Kendi uçağının attığı bombayla ölür mü bir vatandaş? Yazık değil mi? Önceden harekete geçseydiler olmuyor muydu? Ama bizi dinlemediler. Bizin dinle işimiz yoktu ya. Biz başörtüsüyle uğraşıyorduk ya... Bakın şimdi başörtülü öğretim görevlilerinin, gazetecilerin bileklerinde kelepçe götürüyorlar. Demek ki neymiş? Mesele başörtüsü, din değilmiş.

Mesela o gazeteciler arasında bir kadın bana "geçmiş olsun" demişti. Demek ki beni insani olarak tanıdığı için bunu söyleme gereği duymuş. Ama sen de varmışsın bu çetenin içerisinde!

"TSK'YA DÖNER MİSİNİZ?"

Bana komuta edeceklerin yüreği benden çok olmalı. Ülkede kalkışma olmuş hala kimse üzerine almıyor. Bir sürü çelişkili ifade var. Ama devlet "Sen bu koltukta otur. Sana ihtiyacımız var" derse diyecek bir şeyimiz yok tabi.

ALİ TÜRKŞEN KİMDİR?

1965 Mustafakemalpaşa-Bursa doğumlu olan Ali Türkşen, 1987 senesinde Deniz Harp Okulundan Makine Mühendisliği denkliği ile mezun oldu. Türk Silahlı Kuvvetleri bünyesinde 2015 yılına kadar devam eden kariyerinin önemli bir bölümünde SAT Komandosu olarak görev yapan Ali Türkşen, bu süreçte 1993 yılında gerçekleştirilen Lucky-S uyuşturucu gemisinin 14,5 ton uyuşturucu yüküyle ele geçirilmesinde ve 1996 yılında Türkiye ve Yunanistan'ı savaşın eşiğine getiren Kardak Krizi sırasında SAT Komando Tim Komutanı olarak görev aldı.

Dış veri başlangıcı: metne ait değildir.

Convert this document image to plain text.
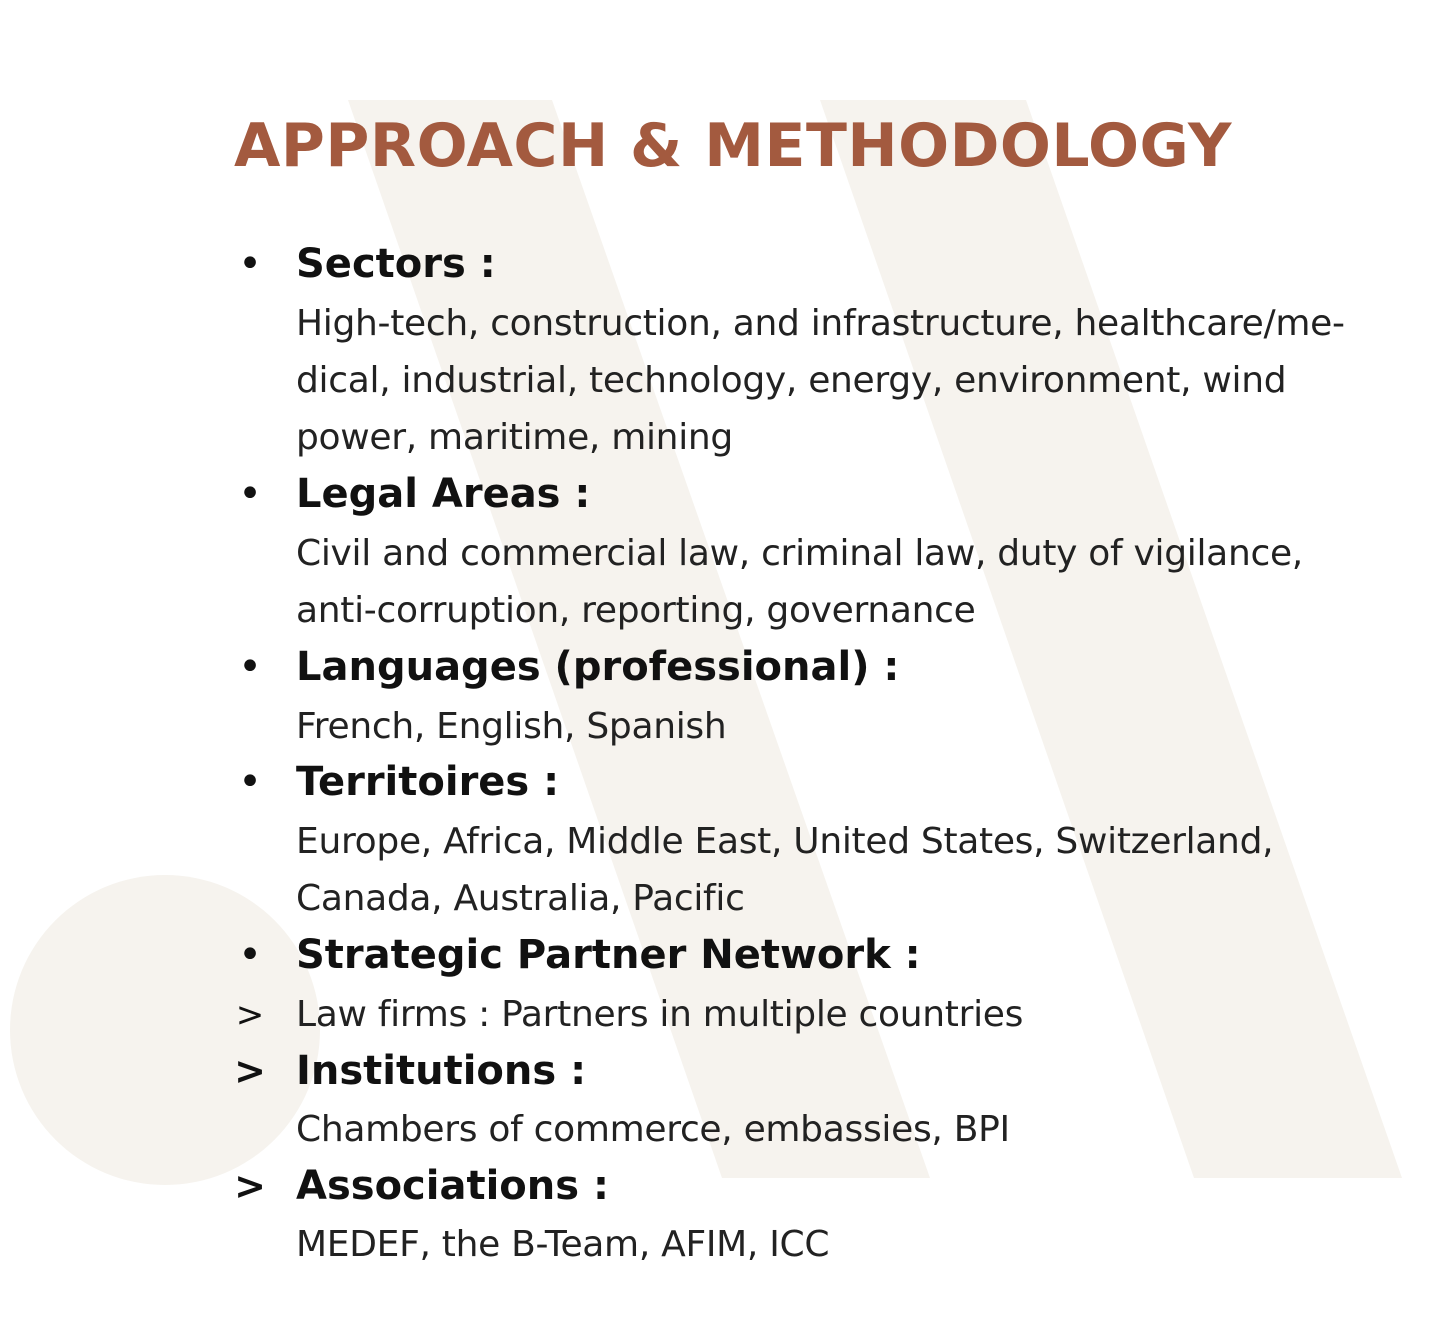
APPROACH & METHODOLOGY
• Sectors :
High-tech, construction, and infrastructure, healthcare/me-
dical, industrial, technology, energy, environment, wind
power, maritime, mining
• Legal Areas :
Civil and commercial law, criminal law, duty of vigilance,
anti-corruption, reporting, governance
• Languages (professional) :
French, English, Spanish
• Territoires :
Europe, Africa, Middle East, United States, Switzerland,
Canada, Australia, Pacific
• Strategic Partner Network :
> Law firms : Partners in multiple countries
> Institutions :
Chambers of commerce, embassies, BPI
> Associations :
MEDEF, the B-Team, AFIM, ICC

SAT Komando kariyeri kapsamında hem açık hem kapalı devre dalış cihazlarıyla dalış, serbest paraşüt, atış, hayatı idame, küçük birlik harekatı, kapalı mahal harekatı ve yakın dövüş gibi konularda uzmanlaşan Ali Türkşen, takım ruhunun ne anlama geldiğini en iyi bilenlerle bir arada bulunma şansını yakaladı. Aikido'yu bir hayat felsefesi olarak seçen, 2. Dan siyah kuşak sahibi Ali Türkşen, 2001 yılında çıktığı bu yolda kendisiyle, çevresiyle ve evrensel enerjiyle uyum içinde yaşamaya özen gösteriyor.

Ali Türkşen'in Genelkurmay Başkanlığı dahil Türk Silahlı Kuvvetlerinin çeşitli kademelerdeki karargahlarında görev alabilmesi kurmay unvanıyla mümkün oldu. İstanbul Üniversitesinden yüksek lisans diploması da bulunan Ali Türkşen, ABD Deniz Harp Akademisini de 2002 yılında tamamladı. 2011-2014 yılları arasında toplam 3,5 yıla yaklaşan ve kamuoyunda “Balyoz” olarak bilinen dava kapsamında zorunlu olarak ikamet ettiği Hasdal Askeri Ceza ve Tutukevinde, “Kardak'ta Kahraman, Hasdal'da Esir” ve “1963'ten Günümüze SAT Komandoları ve Anılarım” isimli iki kitap yazdı.